A confiança é crucial na diplomacia e é algo difícil de estabelecer inicialmente por vídeo. Os diplomatas conhecem bem os seus homólogos e compreendem suas motivações e objetivos, para os ajudar a encontrar soluções criativas para os desacordos. Eles são ensinados a ler expressões faciais, linguagem corporal e comportamento. Aqueles que se conheciam antes da pandemia tiveram mais facilidade em manter seus relacionamentos online do que aqueles que estavam apenas começando. Fazer tudo isso sem o benefício de estabelecer um relacionamento com uma piada ou uma refeição antes do início das negociações, diz Bjola, é complicado.

A Reunião de Líderes Econômicos da APEC foi o auge do ano no anfitrião Nova Zelândia, em 2021. Liderada pela Primeira-Ministra Jacinda Ardern, a ocasião reuniu os líderes das 21 economias membros. (Foto fornecida pela APEC Nova Zelândia)

Houve as gafes clássicas na diplomacia internacional que são bem conhecidas por todos – como um primeiro-ministro tendo que dizer a um presidente “Você está mudo” durante uma conferência, por exemplo, e um concierge ajudando um líder mundial a ajustar sua câmera, para que não houvesse ninguém desfocado. Mas a diplomacia digital vai um passo adiante, com a importância para um fórum como a APEC de garantir que ninguém seja mais brilhante que o de outro, que todos os chefes de estado tenham cabeças do mesmo tamanho e que os intérpretes tenham uma visão ampla o suficiente para serem capaz de traduzir com eficácia.

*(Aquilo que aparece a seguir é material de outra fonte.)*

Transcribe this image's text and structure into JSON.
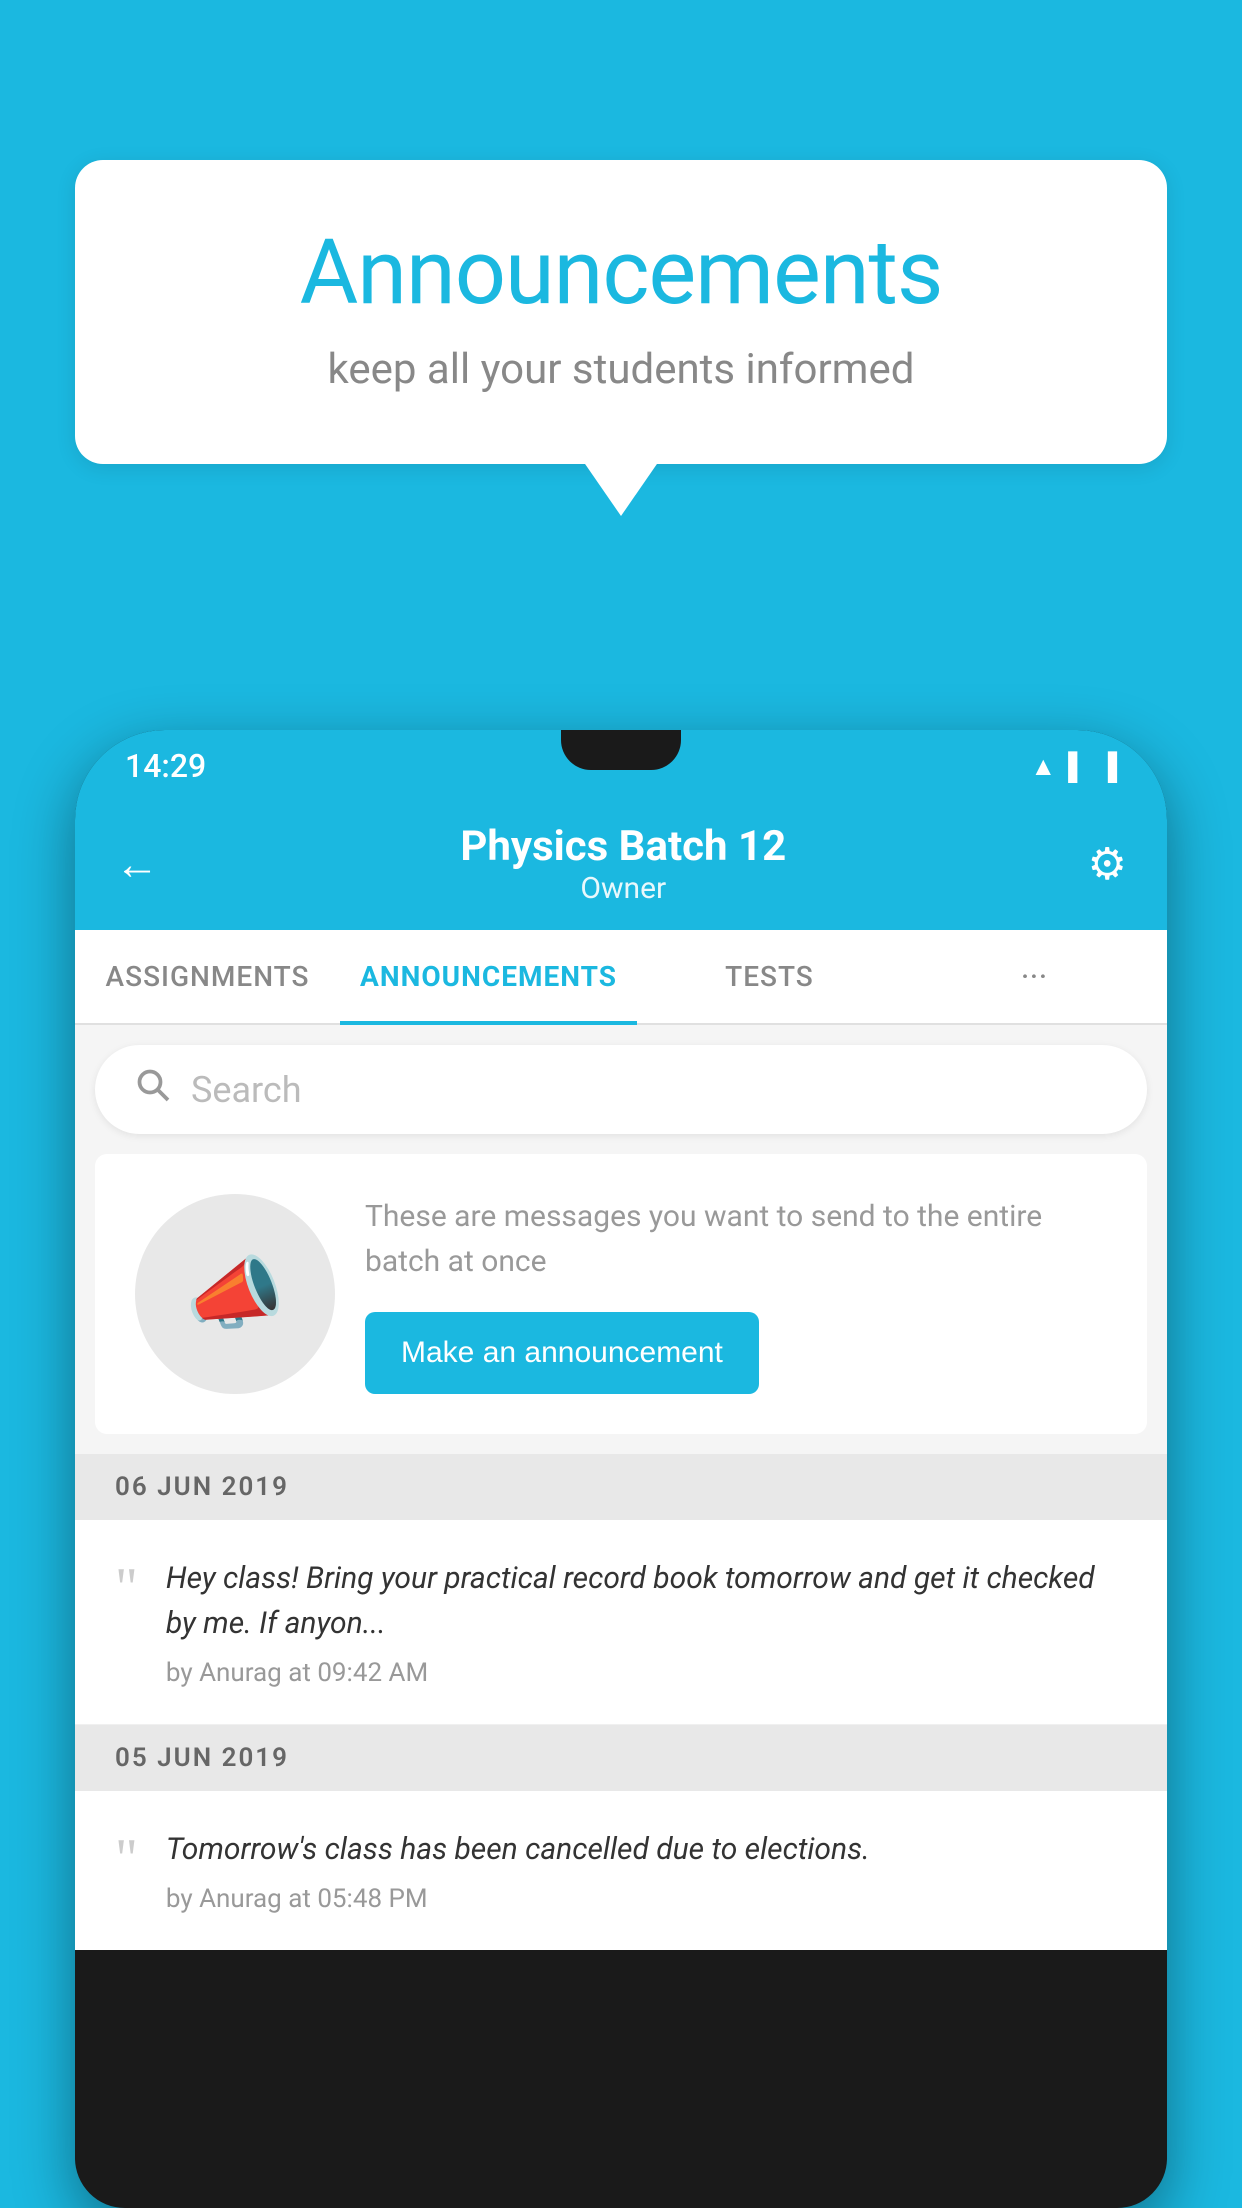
{
  "bubble": {
    "title": "Announcements",
    "subtitle": "keep all your students informed"
  },
  "status_bar": {
    "time": "14:29"
  },
  "header": {
    "title": "Physics Batch 12",
    "subtitle": "Owner",
    "back_label": "←",
    "gear_label": "⚙"
  },
  "tabs": [
    {
      "label": "ASSIGNMENTS",
      "active": false
    },
    {
      "label": "ANNOUNCEMENTS",
      "active": true
    },
    {
      "label": "TESTS",
      "active": false
    },
    {
      "label": "···",
      "active": false
    }
  ],
  "search": {
    "placeholder": "Search"
  },
  "prompt": {
    "text": "These are messages you want to send to the entire batch at once",
    "button_label": "Make an announcement"
  },
  "dates": [
    {
      "label": "06  JUN  2019",
      "announcements": [
        {
          "text": "Hey class! Bring your practical record book tomorrow and get it checked by me. If anyon...",
          "meta": "by Anurag at 09:42 AM"
        }
      ]
    },
    {
      "label": "05  JUN  2019",
      "announcements": [
        {
          "text": "Tomorrow's class has been cancelled due to elections.",
          "meta": "by Anurag at 05:48 PM"
        }
      ]
    }
  ]
}
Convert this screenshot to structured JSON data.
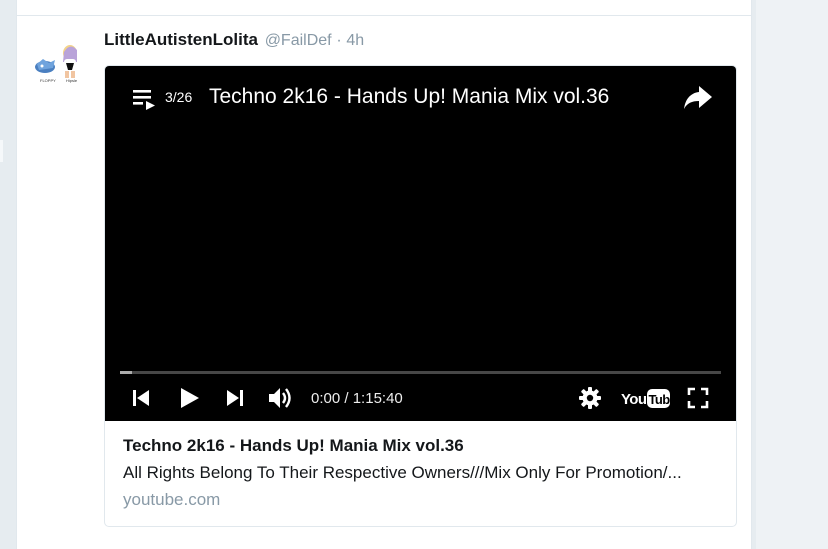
{
  "tweet": {
    "fullname": "LittleAutistenLolita",
    "username": "@FailDef",
    "separator": "·",
    "time": "4h",
    "avatar_captions": [
      "FLOPPY",
      "Hipsle"
    ]
  },
  "player": {
    "playlist_index": "3/26",
    "title": "Techno 2k16 - Hands Up! Mania Mix vol.36",
    "current_time": "0:00",
    "time_separator": "/",
    "duration": "1:15:40",
    "progress_fraction": 0,
    "youtube_logo_text": "YouTube"
  },
  "card": {
    "title": "Techno 2k16 - Hands Up! Mania Mix vol.36",
    "description": "All Rights Belong To Their Respective Owners///Mix Only For Promotion/...",
    "domain": "youtube.com"
  },
  "icons": {
    "playlist": "playlist-icon",
    "share": "share-icon",
    "previous": "skip-previous-icon",
    "play": "play-icon",
    "next": "skip-next-icon",
    "volume": "volume-icon",
    "settings": "gear-icon",
    "fullscreen": "fullscreen-icon"
  },
  "colors": {
    "link_gray": "#8899a6",
    "text_dark": "#14171a",
    "player_bg": "#000000",
    "border": "#e1e8ed"
  }
}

A natureza única da diplomacia internacional forçou a equipe de Perez a pensar e inovar de forma diferente, diz ele. Não se trata de uma experiência chamativa com estandes de comércio virtuais em 3D e similares, mas sim com um foco mais amplo na experiência humana, diz ele. “As pessoas que lideram governos estão no negócio de pastorear e liderar a humanidade, e essa foi a maior mudança para mim, que não estou apresentando um produto aqui, estou facilitando a oportunidade de influenciar e ser influenciado”.

Cúpulas globais representam muito sobre simbolismo – ver quem participa com que tipo de entourage para projetar que tipo de poder está sendo representado. Com as videochamadas do Teams, esse simbolismo diminui, porque todos aparecem no mesmo tamanho nos quadrados na tela. Mesmo assim, os líderes mundiais foram criativos na forma como se apresentam nessas reuniões, diz Bjola. Eles podem aparecer com um fundo de aparência imperial e dezenas de assessores atrás deles, por exemplo, ou sozinhos em um ambiente austero, buscando projetar controle e autonomia.

O APEC CEO Summit 2021, uma reunião de líderes empresariais e governamentais na região da Ásia-Pacífico, foi realizado online numa plataforma Teams customizada. (Foto fornecida pela APEC Nova Zelândia)

Uma coisa é certa, diz Bjola: a pandemia mudou a ordem diplomática e trouxe empresas de tecnologia como um novo ator. Diplomatas acostumados a controlar tudo sobre o ambiente de negociações agora são forçados a usar a plataforma fornecida e têm opções mínimas para personalizá-la. Reconhecendo o novo papel que a tecnologia desempenha em seu trabalho diplomático, há agora cerca de 20 embaixadores de tecnologia engajados no Vale do Silício em nome de ministérios de relações exteriores em todo o mundo, diz Bjola.

A “resposta automática” à pandemia está agora entrando no ritmo dos negócios, diz Perez, passando da simples transmissão ao vivo de um único evento para o desenvolvimento de experiências inesquecíveis, inovadoras e contínuas que fornecem feedback e envolvimento com os palestrantes e anfitriões.

“Nós nos adaptamos à tecnologia e ela vai evoluir para nos auxiliar”, diz Sta Maria. Independentemente das reviravoltas da pandemia, ela diz: “O formato virtual veio para ficar”.